O nosso pensamento se baseia em Paulo, tão bem compreendida por Calvino: A expiação, partindo do eterno decreto de Deus, é limitada, sendo a predestinação (eleição) centrada na expiação. Acreditamos, que a expiação foi efetuada para todos os homens; Jesus morreu pelos seus, entretanto, em potencialidade, todos os homens poderiam ser salvos. A eficácia da expiação, bem como sua aplicação é limitada, dependendo do Espírito Santo, conforme as passagens bíblicas a seguir:
"Assim como nos escolheu nele antes da fundação do mundo, para sermos  santos e irrepreensíveis perante ele; em amor nos predestinou para ele, para adoção de filhos, por meio de  Jesus Cristo, segundo o beneplácito de sua vontade, para o louvor da glória de sua graça, que ele nos  concedeu gratuitamente no Amado, no qual temos a redenção, pelo seu sangue, a remissão dos pecados, segundo a riqueza da sua graça".[6]

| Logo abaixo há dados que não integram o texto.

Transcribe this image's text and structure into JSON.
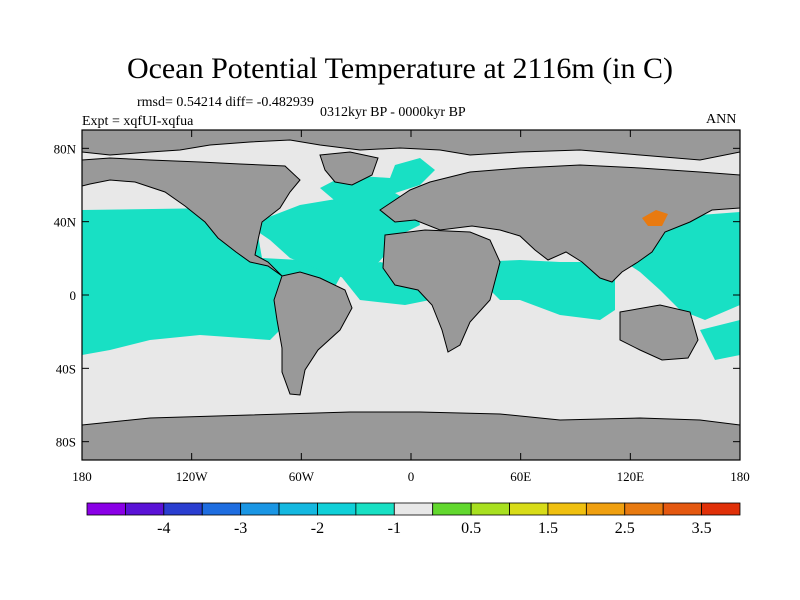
{
  "chart_data": {
    "type": "heatmap",
    "title": "Ocean Potential Temperature at 2116m (in C)",
    "stats_text": "rmsd= 0.54214 diff= -0.482939",
    "period_text": "0312kyr BP - 0000kyr BP",
    "experiment_text": "Expt = xqfUI-xqfua",
    "season_text": "ANN",
    "x_axis": {
      "range": [
        -180,
        180
      ],
      "ticks": [
        -180,
        -120,
        -60,
        0,
        60,
        120,
        180
      ],
      "tick_labels": [
        "180",
        "120W",
        "60W",
        "0",
        "60E",
        "120E",
        "180"
      ]
    },
    "y_axis": {
      "range": [
        -90,
        90
      ],
      "ticks": [
        80,
        40,
        0,
        -40,
        -80
      ],
      "tick_labels": [
        "80N",
        "40N",
        "0",
        "40S",
        "80S"
      ]
    },
    "colorbar": {
      "bounds": [
        -4.5,
        -4,
        -3.5,
        -3,
        -2.5,
        -2,
        -1.5,
        -1,
        -0.5,
        0.5,
        1,
        1.5,
        2,
        2.5,
        3,
        3.5,
        4
      ],
      "colors": [
        "#8a00e6",
        "#5a12d6",
        "#2a3ed0",
        "#1e6de0",
        "#1a96e4",
        "#14b8e0",
        "#10d0d8",
        "#18e0c4",
        "#e8e8e8",
        "#62d82e",
        "#a8e020",
        "#d8dc18",
        "#f0c010",
        "#f0a010",
        "#e87a10",
        "#e45810",
        "#e03008"
      ],
      "labeled_values": [
        -4,
        -3,
        -2,
        -1,
        0.5,
        1.5,
        2.5,
        3.5
      ],
      "labels": [
        "-4",
        "-3",
        "-2",
        "-1",
        "0.5",
        "1.5",
        "2.5",
        "3.5"
      ]
    },
    "field_summary": {
      "land_color": "#999999",
      "dominant_ocean_class": "-1 to -0.5 (cyan-green) in Pacific, tropical Atlantic and Indian Ocean",
      "southern_ocean_class": "-0.5 to 0.5 (light grey)",
      "warm_anomaly_region": "Sea of Japan, 2.5 to 3.5 (orange)"
    }
  }
}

"Que nos salvou e nos chamou com santa vocação; não segundo as nossas obras, mas conforme a sua própria determinação e graça que nos  foi dada em Cristo Jesus antes dos tempos eternos, e manifestada agora pelo aparecimento de nosso Salvador Cristo Jesus, o qual não só destruiu a morte, como trouxe à luz a vida e a imortalidade, mediante o  evangelho",[7]
"Se Deus é por nós, quem será contra nós? Aquele que não poupou a seu próprio Filho, antes, por todos nós o entregou, não nos dará com Ele graciosamente todas as coisas? Quem intentará acusação contra os eleitos de Deus? É Deus quem os justifica".[8]
"Mas vós não credes, porque não sois das minha ovelhas. As minhas ovelhas ouvem a minha voz; Eu as conheço, e elas me seguem. Aquilo que o Pai me deu é maior do que tudo; e da mão do Pai ninguém pode arrebatar"[9]
"Vós, porém, sois raça eleita… nação santa, povo de propriedade exclusiva de Deus"[10]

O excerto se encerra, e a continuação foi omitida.